Sarcoidosis, also known as sarcoid or Besnier-Boeck disease, is a health condition involving the formation of small nodules known as granulomas at various sites of the body. It is thought to occur due to inflammatory processes and may have a genetic link, although the exact cause in unknown.
The granulomas may present in essentially any part of the body, but are most commonly found to affect the lungs and lymph glands in the chest area. The symptoms experienced vary greatly in respect to the location, size and number of the nodules and may or may not require treatments, depending on the specific circumstances of the patient.
The incidence of sarcoidosis is highest among young adults in the 20-29 year old age group, with some research suggesting the females are more likely to be affected. Additionally, elderly women over the age of 50 years are also at an increased risk of sarcoidosis.
However, anyone can be affected by the condition and individuals from all over the world may have sarcoidosis.
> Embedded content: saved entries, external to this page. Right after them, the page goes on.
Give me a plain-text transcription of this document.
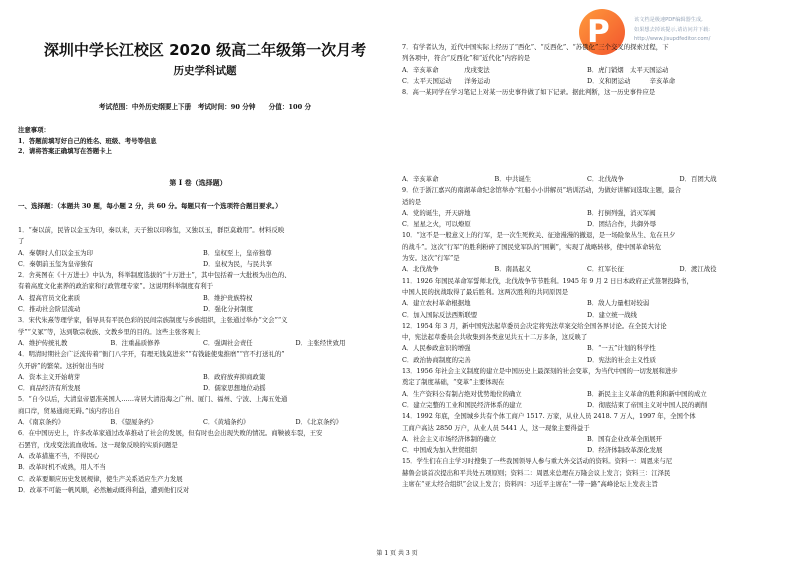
P	该文档是极速PDF编辑器生成,
如果想去掉该提示,请访问并下载:
http://www.jisupdfeditor.com/
深圳中学长江校区 2020 级高二年级第一次月考
历史学科试题
考试范围：中外历史纲要上下册　考试时间：90 分钟　　分值：100 分
注意事项：
1．答题前填写好自己的姓名、班级、考号等信息
2．请将答案正确填写在答题卡上
第 I 卷（选择题）
一、选择题：（本题共 30 题，每小题 2 分，共 60 分。每题只有一个选项符合题目要求。）

1．“秦以前，民皆以金玉为印，秦以来，天子独以印称玺，又独以玉，群臣莫敢用”。材料反映

了

A．秦朝时人们以金玉为印	B．皇权至上，皇帝独尊
C．秦朝前玉玺为皇帝独有	D．皇权为民，与民共享

2．舍英图在《十万进士》中认为，科举制度选拔的“十万进士”，其中包括着一大批极为出色的、

有着高度文化素养的政治家和行政管理专家”。这说明科举制度有利于

A．提高官员文化素质	B．维护贵族特权
C．推动社会阶层流动	D．强化分封制度

3．宋代朱熹等理学家，倡导具有平民色彩的民间宗族制度与乡族组织，主张通过举办“文会”“义

学”“义冢”等，达到敬宗收族、文教乡里的目的。这些主张客观上

A．维护传统礼教	B．注重晶质修养	C．强调社会责任	D．主张经世致用

4．明清时期社会广泛流传着“衙门八字开，有理无钱莫进来”“有钱能使鬼推磨”“官不打送礼的”

久开辟”的繁荣。这折射出当时

A．资本主义开始萌芽	B．政府放弃抑商政策
C．商品经济有所发展	D．儒家思想地位动摇

5．“自今以后，大清皇帝恩准英国人……寄居大清沿海之广州、厦门、福州、宁波、上海五处通

商口岸，贸易通商无碍。”该内容出自

A．《南京条约》	B．《望厦条约》	C．《黄埔条约》	D．《北京条约》

6．在中国历史上，许多改革家通过改革推动了社会的发展，但有时也会出现失败的情况。商鞅被车裂，王安

石罢官，戊戌变法流血收场。这一现象反映的实质问题是

A．改革措施不当，不得民心

B．改革时机不成熟，用人不当

C．改革要顺应历史发展规律，使生产关系适应生产力发展

D．改革不可能一帆风顺，必然触动既得利益，遭到他们反对

7．有学者认为，近代中国实际上经历了“西化”、“反西化”、“苏俄化”三个交叉的探索过程，下

列各项中，符合“反西化”和“近代化”内容的是

A．辛亥革命　　　　戊戌变法	B．虎门销烟　太平天国运动
C．太平天国运动　　洋务运动	D．义和团运动　　　辛亥革命

8．高一某同学在学习笔记上对某一历史事件做了如下记录。据此判断，这一历史事件应是

A．辛亥革命	B．中共诞生	C．北伐战争	D．百团大战

9．位于浙江嘉兴的南湖革命纪念馆举办“红船小小讲解员”培训活动，为做好讲解词选取主题，最合

适的是

A．党的诞生，开天辟地	B．打倒列强，消灭军阀
C．星星之火，可以燎原	D．团结合作，共御外辱

10．“这不是一般意义上的行军，是一次生死攸关、征途漫漫的撤退，是一场险象丛生、危在旦夕

的战斗”。这次“行军”的胜利粉碎了国民党军队的“围剿”，实现了战略转移，使中国革命转危

为安。这次“行军”是

A．北伐战争	B．南昌起义	C．红军长征	D．渡江战役

11．1926 年国民革命军誓师北伐，北伐战争节节胜利。1945 年 9 月 2 日日本政府正式签署投降书，

中国人民的抗战取得了最后胜利。这两次胜利的共同原因是

A．建立农村革命根据地	B．敌人力量相对较弱
C．加入国际反法西斯联盟	D．建立统一战线

12．1954 年 3 月，新中国宪法起草委员会决定将宪法草案交给全国各界讨论。在全民大讨论

中，宪法起草委员会共收集到各类意见共五十二万多条，这反映了

A．人民参政意识的增强	B．“一五”计划的科学性
C．政治协商制度的完善	D．宪法的社会主义性质

13．1956 年社会主义制度的建立是中国历史上最深刻的社会变革，为当代中国的一切发展和进步

奠定了制度基础，“变革”主要体现在

A．生产资料公有制占绝对优势地位的确立	B．新民主主义革命的胜利和新中国的成立
C．建立完整的工业和国民经济体系的建立	D．彻底结束了帝国主义对中国人民的剥削

14．1992 年底，全国城乡共有个体工商户 1517. 万家，从业人员 2418. 7 万人，1997 年，全国个体

工商户高达 2850 万户，从业人员 5441 人，这一现象主要得益于

A．社会主义市场经济体制的确立	B．国有企业改革全面展开
C．中国成为加入世贸组织	D．经济体制改革深化发展

15．学生们在自主学习时搜集了一些我国领导人参与重大外交活动的资料。资料一：周恩来与尼

赫鲁会谈首次提出和平共处五项原则；资料二：周恩来总理在万隆会议上发言；资料三：江泽民

主席在“亚太经合组织”会议上发言；资料四：习近平主席在“一带一路”高峰论坛上发表主旨

第 1 页 共 3 页
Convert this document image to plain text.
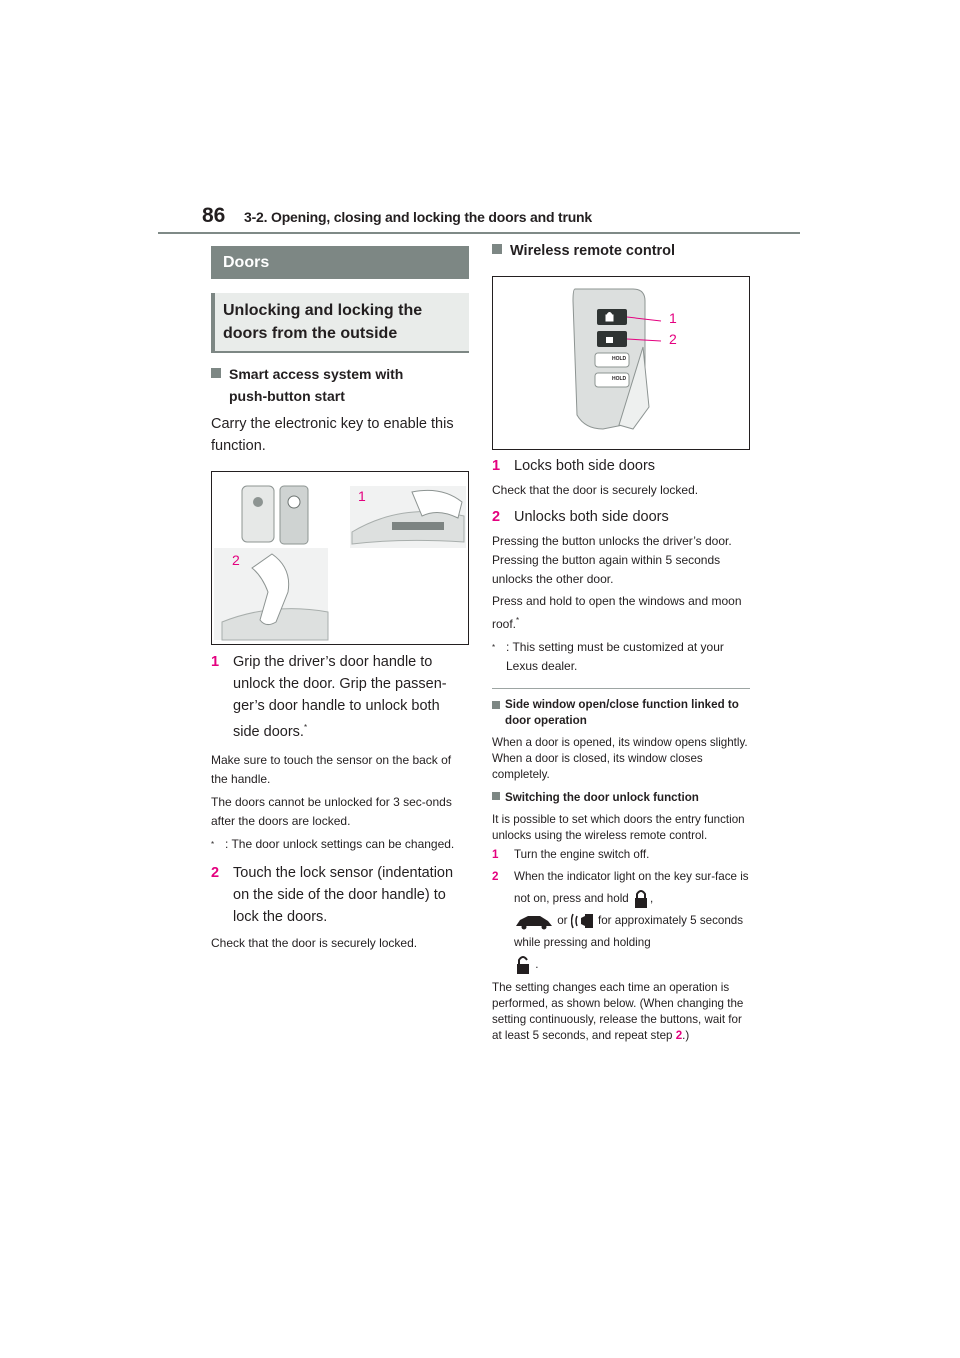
86 3-2. Opening, closing and locking the doors and trunk
Doors
Unlocking and locking the doors from the outside
Smart access system with
push-button start
Carry the electronic key to enable this function.
1
2
1 Grip the driver’s door handle to unlock the door. Grip the passen-ger’s door handle to unlock both side doors.*
Make sure to touch the sensor on the back of the handle.
The doors cannot be unlocked for 3 sec-onds after the doors are locked.
* : The door unlock settings can be changed.
2 Touch the lock sensor (indentation on the side of the door handle) to lock the doors.
Check that the door is securely locked.
Wireless remote control
HOLD
HOLD
1
2
1 Locks both side doors
Check that the door is securely locked.
2 Unlocks both side doors
Pressing the button unlocks the driver’s door. Pressing the button again within 5 seconds unlocks the other door.
Press and hold to open the windows and moon roof.*
* : This setting must be customized at your Lexus dealer.
Side window open/close function linked to door operation
When a door is opened, its window opens slightly. When a door is closed, its window closes completely.
Switching the door unlock function
It is possible to set which doors the entry function unlocks using the wireless remote control.
1 Turn the engine switch off.
2 When the indicator light on the key sur-face is not on, press and hold ,
or	for approximately 5 seconds while pressing and holding
.
The setting changes each time an operation is performed, as shown below. (When changing the setting continuously, release the buttons, wait for at least 5 seconds, and repeat step 2.)
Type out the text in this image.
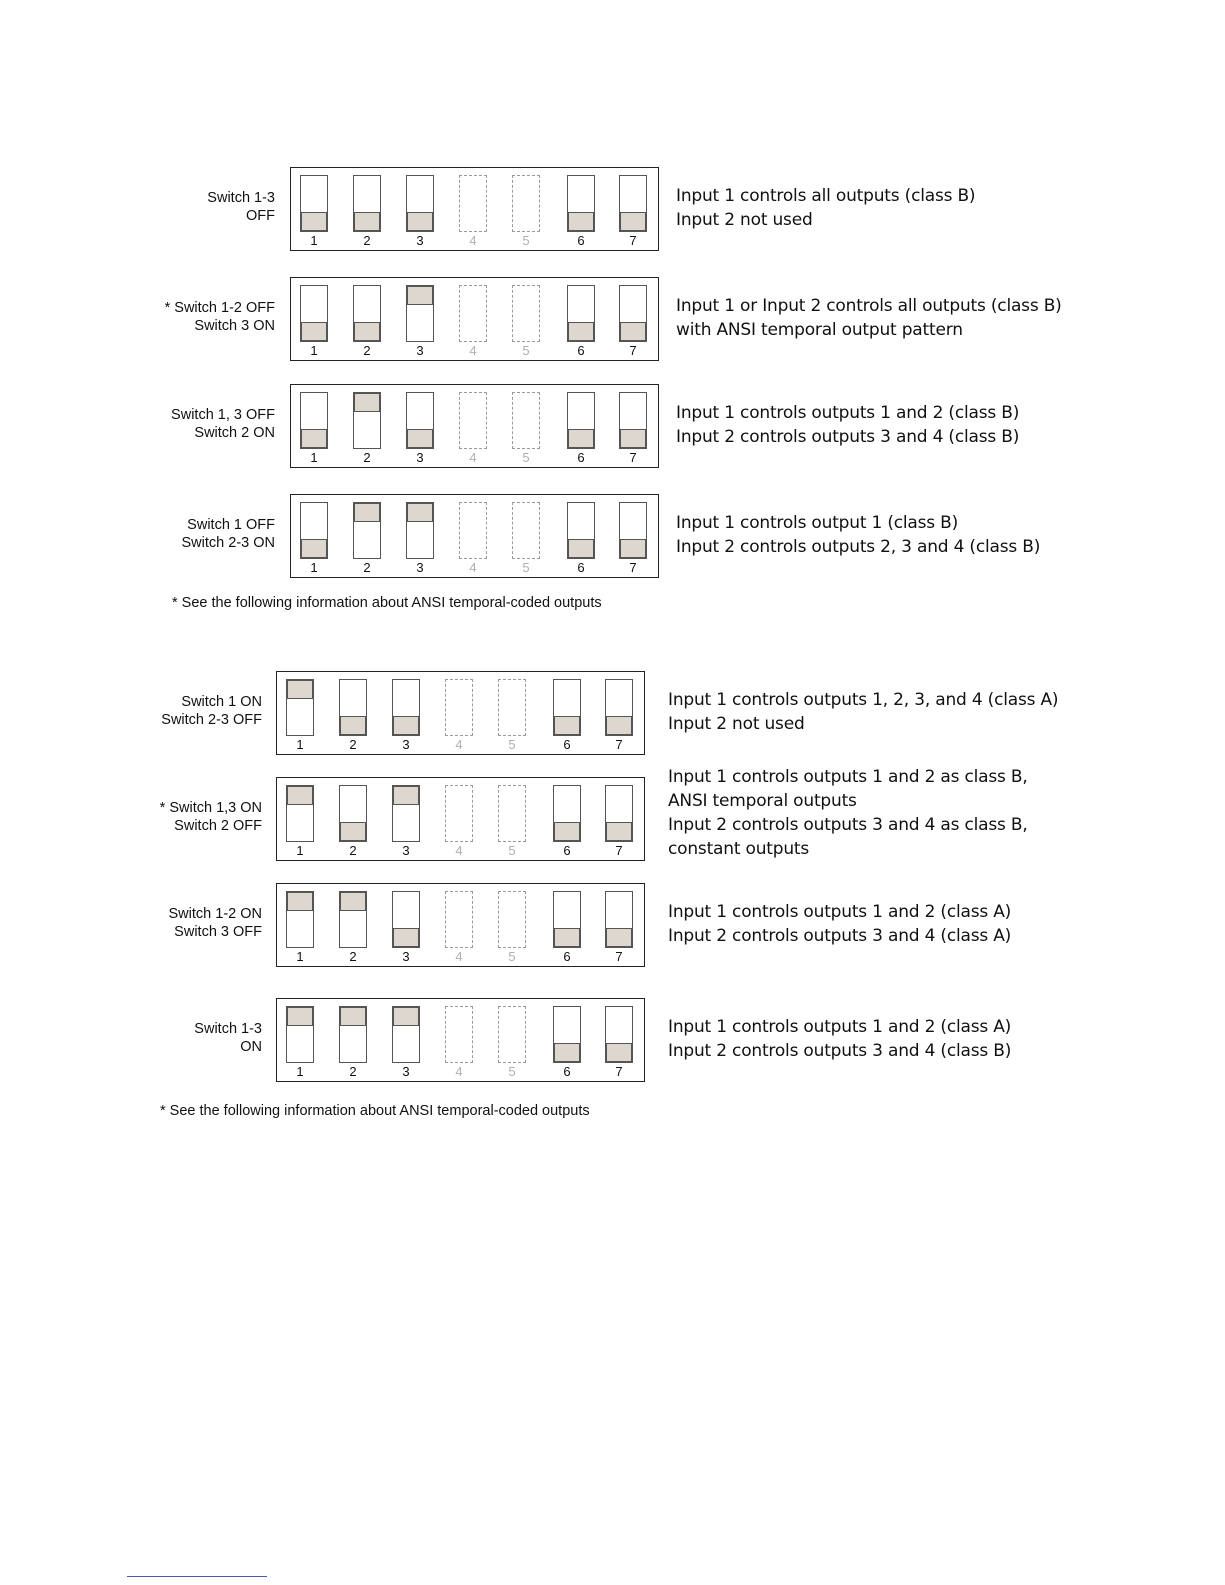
Switch 1-3
OFF
1	2	3	4	5	6	7
Input 1 controls all outputs (class B)
Input 2 not used
* Switch 1-2 OFF
Switch 3 ON
1	2	3	4	5	6	7
Input 1 or Input 2 controls all outputs (class B)
with ANSI temporal output pattern
Switch 1, 3 OFF
Switch 2 ON
1	2	3	4	5	6	7
Input 1 controls outputs 1 and 2 (class B)
Input 2 controls outputs 3 and 4 (class B)
Switch 1 OFF
Switch 2-3 ON
1	2	3	4	5	6	7
Input 1 controls output 1 (class B)
Input 2 controls outputs 2, 3 and 4 (class B)
Switch 1 ON
Switch 2-3 OFF
1	2	3	4	5	6	7
Input 1 controls outputs 1, 2, 3, and 4 (class A)
Input 2 not used
* Switch 1,3 ON
Switch 2 OFF
1	2	3	4	5	6	7
Input 1 controls outputs 1 and 2 as class B,
ANSI temporal outputs
Input 2 controls outputs 3 and 4 as class B,
constant outputs
Switch 1-2 ON
Switch 3 OFF
1	2	3	4	5	6	7
Input 1 controls outputs 1 and 2 (class A)
Input 2 controls outputs 3 and 4 (class A)
Switch 1-3
ON
1	2	3	4	5	6	7
Input 1 controls outputs 1 and 2 (class A)
Input 2 controls outputs 3 and 4 (class B)
* See the following information about ANSI temporal-coded outputs
* See the following information about ANSI temporal-coded outputs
It is estimated that 16.5 men and 19 women in every 100,000 people have the condition worldwide.
It is most prevalent in populations of Northern Europe, such as Sweden and Iceland, which has peaked at an annual incidence of 60 per 100,000 people. Although may affect any individual, it is less common in populations in South America and some Asian countries, such as India and the Philippines. However, it is unclear if these findings are due to lower incidence or few diagnoses.
Affected Areas and Symptoms
The granulomas associated with sarcoidosis may appear virtually anywhere in the body and their specific location is indicative of the symptoms that are likely to present. They may affect the:
- Lungs – with likely symptoms of dyspnea (shortness of breath), dry cough, wheezing and chest pain
- Skin – with likely symptoms of skin rash, red bumps and patches
- Heart – with likely symptoms of brachycardia and arrhythmia
- Nerves – with likely symptoms of dysphagia, drooping face, abnormalities of senses, numbness, prickling sensation
- Eyes – with symptoms of uveitis, redness, dryness and abnormal vision
The diagnosis of sarcoidosis can be difficult as the presenting symptoms can vary greatly and each case may present differently. A full medical history should be taken, including any family history of sarcoidosis and recent environment or occupational factors that may have triggered the onset of the disease.
A physical examination is then required of any nodules if easily visible and to observe other factors, such as heartbeat, shortness of breath, red eyes, and enlarged internal organs.
If sarcoidosis is suspected, further tests can then be requested. These may include a chest X-ray if there is involvement of the chest, as well as other imaging techniques for other areas of the body. Blood tests may also be useful to monitor general health.
Finally, a biopsy of the affected tissue can be taken and tested for the presence of sarcoidosis. This is the best way to confirm the diagnosis when suspected through other testing means.
Many people with sarcoidosis do not require treatment as the symptoms often improve spontaneously over time. However, some individuals pay benefit from medication to assist in pain management such as non-steroidal anti-inflammatory drugs (NSAIDs).
For more severe cases, corticosteroid medication is the treatment of choice. This helps to reduce the inflammation that is responsible for the nodule formation and in often effective in help to improve symptoms. When corticosteroids are not successful, immunosuppressant medication may offer a benefit but should be used with caution due to the high risk of severe side effects.